Wed, Nov 27, 8:13am by Noah Taylor
A three-year joint investigation by the Washington State Gambling Commission and the Tukwila Police Department, Macau Casino has agreed to pay a US$1.25 million penalty for loansharking and money laundering operation at two of its casinos.
The payments will partially reimburse the commission for costs incurred during the three-year investigation and act as a deterrant to other casinos.
ICLG reports that the investigation concerned activities at Macau Casino’s Lakewood and Tukwila locations, which revealed that a female employee was working with co-conspirators to buy-in on games.

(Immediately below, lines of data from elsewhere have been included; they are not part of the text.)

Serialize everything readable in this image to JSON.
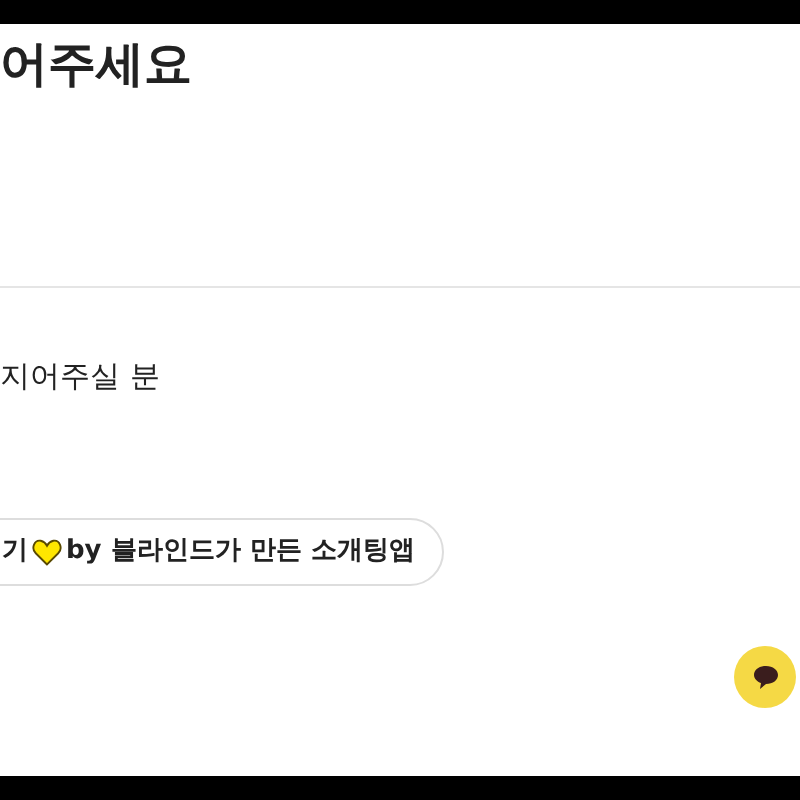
{
  "heading": "어주세요",
  "subtitle": "지어주실 분",
  "banner": {
    "lead": "기",
    "text": "by 블라인드가 만든 소개팅앱"
  }
}
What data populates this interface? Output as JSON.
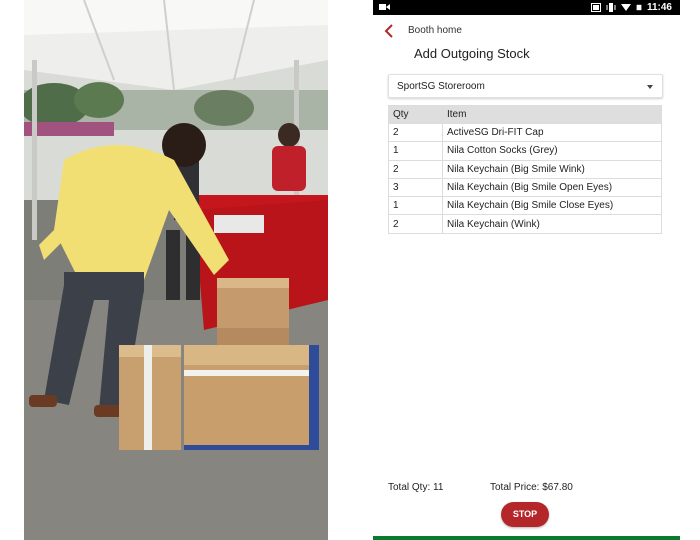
{
  "status_bar": {
    "time": "11:46",
    "icons": [
      "video-camera-icon",
      "cast-icon",
      "vibrate-icon",
      "wifi-icon",
      "battery-icon"
    ]
  },
  "app": {
    "back_label": "Booth home",
    "title": "Add Outgoing Stock",
    "back_icon": "chevron-left-icon",
    "accent_color": "#b5262b"
  },
  "location_select": {
    "value": "SportSG Storeroom"
  },
  "stock_table": {
    "columns": [
      "Qty",
      "Item"
    ],
    "rows": [
      {
        "qty": "2",
        "item": "ActiveSG Dri-FIT Cap"
      },
      {
        "qty": "1",
        "item": "Nila Cotton Socks (Grey)"
      },
      {
        "qty": "2",
        "item": "Nila Keychain (Big Smile Wink)"
      },
      {
        "qty": "3",
        "item": "Nila Keychain (Big Smile Open Eyes)"
      },
      {
        "qty": "1",
        "item": "Nila Keychain (Big Smile Close Eyes)"
      },
      {
        "qty": "2",
        "item": "Nila Keychain (Wink)"
      }
    ]
  },
  "totals": {
    "qty_text": "Total Qty: 11",
    "price_text": "Total Price: $67.80"
  },
  "actions": {
    "stop_label": "STOP"
  },
  "photo": {
    "subject": "photo-of-person-scanning-boxes-at-booth"
  }
}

She would enter the casino with bags full of US$20 bills which were given to her accomplices, who then played in the casino for a “brief period” before cashing out for US$100 bills, according to the investigation.
Cash and chips were loaned to customers, with a charge of 10 to 15 per cent.
She targeted employees and patrons who were earning minimum wage and who “clearly had gambling problems.”
The high interest loans were made to about 100 players and casino workers.
The scheme led to the alleged laundering of $1.5 million via the casinos.
The female suspect has been charged with money laundering, unlawful debt and use of extortionate means to collect extensions of credit.
The two casino owners have been prohibited from participating in future gambling activities in Washington, while seven employees have had their licenses revoked, with four more revocations pending.
“This penalty sends a message to those involved in the investigation, as well as others in the industry,” Washington State Gambling Commission Director Dave Trujillo said.
“We will take necessary steps to keep the criminal element out of licensed gambling facilities.”
— Nathan Johnson (@ExecutiveHostLV) November 25, 2019
Washington State was also the scene of recent alleged crimes at other casinos.
In September this year, a thief stole $13,000 from a Shoreline, Washington casino after he crawled into an unlocked safe.
Also in September, Pasco’s Crazy Moose Casino lost more than $38,000 to Frederick Nolan – a card player who allegedly improperly switched cards at least 38 times over several weeks – while playing high card flush.
The Crazy Moose incidents allegedly took place between December 9, 2018 and January 18, 2019.
The total loss to the casino was approximately $38,335.
In September, the Prosecutor’s Office charged Nolan with first-degree theft and second-degree cheating.
Some of the world’s biggest casino operators in Macau are starting to deploy hidden cameras, facial recognition technology, digitally enabled poker chips and baccarat tables to track which of their millions of customers are likely to lose the most money.
The LA Times reported in June that the house now has artificial intelligence on its side, with the new technology using algorithms that process the way customers behave at the betting table to determine their appetite for risk.
In general, the higher the risk appetite, the more a gambler stands to lose and the more profit a casino tends to make, sometimes up to 10 times more.
The ability to identify customers with the potential to bet – and lose – big means that operators can offer special attention and targeted perks to keep them gambling.
In a system from a German firm, Dallmeier Electronic, facial recognition alerts floor managers once a high-value customer walks into the casino or sits down at a table, allowing them to immediately dispatch staff to the customer’s side.
“Those who can afford to lose, those who play even more when losing money, we can for sure offer them a free meal,” said Andrew Lo, executive director of Macau junket operator Suncity Group Holdings Ltd.